BSUV-Net: A Fully-Convolutional Neural Network for Background Subtraction of Unseen Videos
This addresses a gap in computer vision for applications like object tracking and people recognition by enabling effective background subtraction on completely unseen videos, though it is an incremental improvement over existing supervised methods.
The paper tackles the problem of background subtraction for unseen videos, where existing supervised methods rely on annotated frames from the test video during training, and proposes BSUV-Net, a fully-convolutional neural network that outperforms state-of-the-art algorithms on the CDNet-2014 dataset in metrics like F-measure, recall, and precision.
Background subtraction is a basic task in computer vision and video processing often applied as a pre-processing step for object tracking, people recognition, etc.
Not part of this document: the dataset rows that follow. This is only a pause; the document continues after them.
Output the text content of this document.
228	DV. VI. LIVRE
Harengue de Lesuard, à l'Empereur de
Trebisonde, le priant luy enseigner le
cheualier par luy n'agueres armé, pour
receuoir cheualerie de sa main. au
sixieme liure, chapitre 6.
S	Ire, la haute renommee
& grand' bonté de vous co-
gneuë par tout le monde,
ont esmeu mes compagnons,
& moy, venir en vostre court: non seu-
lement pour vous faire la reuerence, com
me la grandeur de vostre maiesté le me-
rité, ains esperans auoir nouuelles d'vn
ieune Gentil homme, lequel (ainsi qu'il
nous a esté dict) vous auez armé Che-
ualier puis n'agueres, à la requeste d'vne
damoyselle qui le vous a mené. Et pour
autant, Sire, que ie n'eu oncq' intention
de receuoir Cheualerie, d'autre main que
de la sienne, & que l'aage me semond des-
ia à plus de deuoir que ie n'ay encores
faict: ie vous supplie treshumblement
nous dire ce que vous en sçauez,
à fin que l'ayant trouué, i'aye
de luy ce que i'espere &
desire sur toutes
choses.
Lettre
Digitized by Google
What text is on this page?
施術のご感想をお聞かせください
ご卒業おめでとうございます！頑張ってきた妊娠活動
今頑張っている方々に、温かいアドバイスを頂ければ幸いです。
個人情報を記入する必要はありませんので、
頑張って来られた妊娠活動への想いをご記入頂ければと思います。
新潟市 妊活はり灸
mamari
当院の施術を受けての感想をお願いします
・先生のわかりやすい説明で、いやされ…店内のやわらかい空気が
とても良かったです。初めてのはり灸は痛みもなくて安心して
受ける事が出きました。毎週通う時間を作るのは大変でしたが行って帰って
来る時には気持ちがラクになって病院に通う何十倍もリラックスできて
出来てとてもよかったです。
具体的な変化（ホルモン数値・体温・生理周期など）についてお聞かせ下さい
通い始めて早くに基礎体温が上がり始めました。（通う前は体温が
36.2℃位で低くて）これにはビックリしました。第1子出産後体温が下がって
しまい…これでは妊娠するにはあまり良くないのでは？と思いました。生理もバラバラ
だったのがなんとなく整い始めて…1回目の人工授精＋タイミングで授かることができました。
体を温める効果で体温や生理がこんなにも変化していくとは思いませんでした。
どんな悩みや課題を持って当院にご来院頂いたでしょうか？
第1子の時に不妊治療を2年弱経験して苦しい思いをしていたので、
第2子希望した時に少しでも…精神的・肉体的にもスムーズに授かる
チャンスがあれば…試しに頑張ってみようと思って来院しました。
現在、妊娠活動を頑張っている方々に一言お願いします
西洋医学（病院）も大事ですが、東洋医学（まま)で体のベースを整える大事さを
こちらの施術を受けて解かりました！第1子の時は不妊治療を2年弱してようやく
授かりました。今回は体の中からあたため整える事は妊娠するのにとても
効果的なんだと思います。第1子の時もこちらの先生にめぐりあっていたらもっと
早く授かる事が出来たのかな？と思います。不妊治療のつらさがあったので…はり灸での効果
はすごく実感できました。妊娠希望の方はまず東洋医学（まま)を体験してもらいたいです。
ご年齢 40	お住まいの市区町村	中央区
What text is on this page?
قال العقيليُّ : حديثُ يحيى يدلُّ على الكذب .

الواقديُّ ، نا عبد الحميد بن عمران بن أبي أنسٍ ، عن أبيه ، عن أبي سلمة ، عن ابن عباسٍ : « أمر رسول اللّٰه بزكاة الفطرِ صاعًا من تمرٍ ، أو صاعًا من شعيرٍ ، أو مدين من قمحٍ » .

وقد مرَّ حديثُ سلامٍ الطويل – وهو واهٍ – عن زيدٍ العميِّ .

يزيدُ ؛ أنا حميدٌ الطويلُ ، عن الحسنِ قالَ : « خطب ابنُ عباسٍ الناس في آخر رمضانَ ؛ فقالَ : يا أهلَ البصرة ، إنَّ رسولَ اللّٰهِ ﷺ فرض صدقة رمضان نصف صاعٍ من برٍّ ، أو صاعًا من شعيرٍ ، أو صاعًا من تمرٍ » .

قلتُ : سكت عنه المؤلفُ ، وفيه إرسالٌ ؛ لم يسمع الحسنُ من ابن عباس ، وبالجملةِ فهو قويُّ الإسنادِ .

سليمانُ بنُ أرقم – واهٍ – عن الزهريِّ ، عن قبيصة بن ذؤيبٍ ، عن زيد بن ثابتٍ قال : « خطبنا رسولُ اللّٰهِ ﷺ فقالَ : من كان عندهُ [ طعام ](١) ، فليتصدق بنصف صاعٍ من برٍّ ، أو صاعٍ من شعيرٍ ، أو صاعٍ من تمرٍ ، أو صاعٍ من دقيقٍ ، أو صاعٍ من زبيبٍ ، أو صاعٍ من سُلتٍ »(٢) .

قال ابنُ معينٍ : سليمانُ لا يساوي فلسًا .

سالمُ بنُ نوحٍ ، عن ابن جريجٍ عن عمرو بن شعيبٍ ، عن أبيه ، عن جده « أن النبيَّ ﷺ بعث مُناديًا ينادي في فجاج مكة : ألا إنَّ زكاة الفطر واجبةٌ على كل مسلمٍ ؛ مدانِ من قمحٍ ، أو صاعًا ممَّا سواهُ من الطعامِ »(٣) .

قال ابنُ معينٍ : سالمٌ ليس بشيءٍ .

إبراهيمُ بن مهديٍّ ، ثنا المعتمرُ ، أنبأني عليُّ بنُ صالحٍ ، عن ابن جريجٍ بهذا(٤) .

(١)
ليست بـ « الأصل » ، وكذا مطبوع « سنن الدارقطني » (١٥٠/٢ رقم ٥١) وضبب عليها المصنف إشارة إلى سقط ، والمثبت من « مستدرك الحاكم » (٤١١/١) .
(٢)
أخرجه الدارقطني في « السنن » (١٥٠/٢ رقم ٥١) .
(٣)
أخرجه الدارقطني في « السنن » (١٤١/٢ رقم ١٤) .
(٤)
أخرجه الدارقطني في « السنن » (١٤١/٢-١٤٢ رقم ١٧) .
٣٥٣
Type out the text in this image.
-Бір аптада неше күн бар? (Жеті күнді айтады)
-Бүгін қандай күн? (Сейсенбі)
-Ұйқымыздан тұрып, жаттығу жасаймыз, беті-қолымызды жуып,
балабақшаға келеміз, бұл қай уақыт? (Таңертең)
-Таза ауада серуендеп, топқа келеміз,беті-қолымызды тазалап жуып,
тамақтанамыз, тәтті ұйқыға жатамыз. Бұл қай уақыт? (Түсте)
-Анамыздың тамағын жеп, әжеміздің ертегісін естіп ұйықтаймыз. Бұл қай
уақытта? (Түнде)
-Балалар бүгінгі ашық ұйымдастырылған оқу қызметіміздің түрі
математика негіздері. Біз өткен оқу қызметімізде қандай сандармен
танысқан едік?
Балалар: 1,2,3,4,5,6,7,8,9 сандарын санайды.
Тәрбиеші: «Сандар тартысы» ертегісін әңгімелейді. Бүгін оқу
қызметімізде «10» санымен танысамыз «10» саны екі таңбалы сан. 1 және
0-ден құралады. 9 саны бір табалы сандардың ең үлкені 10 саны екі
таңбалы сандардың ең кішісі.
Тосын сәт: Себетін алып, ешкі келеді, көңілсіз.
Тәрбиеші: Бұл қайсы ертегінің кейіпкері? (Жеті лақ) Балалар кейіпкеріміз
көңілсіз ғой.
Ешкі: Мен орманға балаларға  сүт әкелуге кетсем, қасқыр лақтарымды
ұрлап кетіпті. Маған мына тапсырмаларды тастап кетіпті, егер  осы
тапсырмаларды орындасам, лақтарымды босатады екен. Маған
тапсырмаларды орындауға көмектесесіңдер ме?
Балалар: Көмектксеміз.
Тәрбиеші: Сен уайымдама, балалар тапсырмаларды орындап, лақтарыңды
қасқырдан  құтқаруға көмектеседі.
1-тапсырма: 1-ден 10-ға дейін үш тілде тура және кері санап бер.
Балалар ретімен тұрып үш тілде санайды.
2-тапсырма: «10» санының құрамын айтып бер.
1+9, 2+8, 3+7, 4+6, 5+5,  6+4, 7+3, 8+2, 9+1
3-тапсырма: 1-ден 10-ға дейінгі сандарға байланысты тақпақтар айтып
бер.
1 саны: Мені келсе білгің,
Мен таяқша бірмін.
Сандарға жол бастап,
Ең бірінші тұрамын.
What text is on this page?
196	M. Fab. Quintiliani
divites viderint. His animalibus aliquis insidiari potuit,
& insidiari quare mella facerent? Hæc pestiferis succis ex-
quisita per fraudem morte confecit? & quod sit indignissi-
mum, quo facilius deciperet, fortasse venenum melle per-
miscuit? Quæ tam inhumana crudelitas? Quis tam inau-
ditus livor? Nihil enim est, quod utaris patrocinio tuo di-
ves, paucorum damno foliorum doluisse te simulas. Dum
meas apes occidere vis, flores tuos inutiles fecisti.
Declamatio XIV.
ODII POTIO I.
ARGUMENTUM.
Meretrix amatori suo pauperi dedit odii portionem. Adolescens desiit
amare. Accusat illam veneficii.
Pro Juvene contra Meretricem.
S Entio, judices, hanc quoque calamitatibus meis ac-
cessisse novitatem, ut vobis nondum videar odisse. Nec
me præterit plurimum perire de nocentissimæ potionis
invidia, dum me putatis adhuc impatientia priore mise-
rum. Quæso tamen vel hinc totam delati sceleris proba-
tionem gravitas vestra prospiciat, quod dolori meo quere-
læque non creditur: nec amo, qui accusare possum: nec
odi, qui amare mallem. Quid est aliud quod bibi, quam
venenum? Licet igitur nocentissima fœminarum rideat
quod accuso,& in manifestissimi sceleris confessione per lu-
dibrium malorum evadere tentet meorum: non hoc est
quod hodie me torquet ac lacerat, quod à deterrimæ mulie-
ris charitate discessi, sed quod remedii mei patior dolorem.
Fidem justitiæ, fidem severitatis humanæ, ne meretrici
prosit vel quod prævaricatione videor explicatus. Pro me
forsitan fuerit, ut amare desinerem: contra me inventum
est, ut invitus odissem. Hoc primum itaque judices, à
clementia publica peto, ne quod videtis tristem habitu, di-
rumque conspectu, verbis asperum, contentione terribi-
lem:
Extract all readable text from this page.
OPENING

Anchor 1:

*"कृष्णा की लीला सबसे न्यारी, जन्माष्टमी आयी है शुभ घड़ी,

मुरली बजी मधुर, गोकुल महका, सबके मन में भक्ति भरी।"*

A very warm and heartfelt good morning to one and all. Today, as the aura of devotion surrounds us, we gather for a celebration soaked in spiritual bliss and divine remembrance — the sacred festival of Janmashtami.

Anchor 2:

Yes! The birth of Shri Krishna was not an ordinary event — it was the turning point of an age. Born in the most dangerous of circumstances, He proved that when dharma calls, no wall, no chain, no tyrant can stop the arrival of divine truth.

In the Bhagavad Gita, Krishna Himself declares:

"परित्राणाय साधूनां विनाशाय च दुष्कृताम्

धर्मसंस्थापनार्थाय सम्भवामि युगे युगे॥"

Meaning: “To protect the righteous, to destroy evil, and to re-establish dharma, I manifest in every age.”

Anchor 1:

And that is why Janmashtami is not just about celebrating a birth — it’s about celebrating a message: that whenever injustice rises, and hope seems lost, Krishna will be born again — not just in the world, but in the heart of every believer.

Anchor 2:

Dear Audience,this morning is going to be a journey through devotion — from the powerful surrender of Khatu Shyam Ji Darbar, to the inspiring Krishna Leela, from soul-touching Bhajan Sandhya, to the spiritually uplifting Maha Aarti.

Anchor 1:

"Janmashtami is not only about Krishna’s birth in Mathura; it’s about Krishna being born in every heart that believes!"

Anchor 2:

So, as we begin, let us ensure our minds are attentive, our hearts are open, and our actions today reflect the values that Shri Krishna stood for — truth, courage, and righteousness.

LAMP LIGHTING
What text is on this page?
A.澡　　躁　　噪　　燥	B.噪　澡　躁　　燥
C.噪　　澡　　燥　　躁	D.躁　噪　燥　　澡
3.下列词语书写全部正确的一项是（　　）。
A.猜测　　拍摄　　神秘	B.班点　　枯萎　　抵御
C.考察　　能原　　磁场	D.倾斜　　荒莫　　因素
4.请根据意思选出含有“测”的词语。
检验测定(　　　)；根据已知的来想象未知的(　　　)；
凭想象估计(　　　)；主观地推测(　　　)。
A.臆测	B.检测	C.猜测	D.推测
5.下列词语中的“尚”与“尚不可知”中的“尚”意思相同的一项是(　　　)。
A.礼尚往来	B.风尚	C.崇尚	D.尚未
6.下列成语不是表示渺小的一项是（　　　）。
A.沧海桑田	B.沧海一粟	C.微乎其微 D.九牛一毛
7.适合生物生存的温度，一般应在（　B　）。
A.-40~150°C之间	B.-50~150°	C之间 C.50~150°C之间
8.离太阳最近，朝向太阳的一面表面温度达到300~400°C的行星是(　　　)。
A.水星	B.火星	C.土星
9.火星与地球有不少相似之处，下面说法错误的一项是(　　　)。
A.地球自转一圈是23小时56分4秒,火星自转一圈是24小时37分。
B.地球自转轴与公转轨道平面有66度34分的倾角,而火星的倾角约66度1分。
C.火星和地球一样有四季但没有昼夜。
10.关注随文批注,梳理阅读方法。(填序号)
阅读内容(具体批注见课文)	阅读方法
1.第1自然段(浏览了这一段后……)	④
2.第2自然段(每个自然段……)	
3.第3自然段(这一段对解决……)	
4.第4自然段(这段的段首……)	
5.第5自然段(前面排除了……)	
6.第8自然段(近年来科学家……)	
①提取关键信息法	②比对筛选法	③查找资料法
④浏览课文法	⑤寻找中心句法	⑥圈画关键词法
Recently, a number of successful background-subtraction algorithms have been proposed, however nearly all of the top-performing ones are supervised. Crucially, their success relies upon the availability of some annotated frames of the test video during training. Consequently, their performance on completely "unseen" videos is undocumented in the literature. In this work, we propose a new, supervised, background-subtraction algorithm for unseen videos (BSUV-Net) based on a fully-convolutional neural network. The input to our network consists of the current frame and two background frames captured at different time scales along with their semantic segmentation maps. In order to reduce the chance of overfitting, we also introduce a new data-augmentation technique which mitigates the impact of illumination difference between the background frames and the current frame. On the CDNet-2014 dataset, BSUV-Net outperforms state-of-the-art algorithms evaluated on unseen videos in terms of several metrics including F-measure, recall and precision.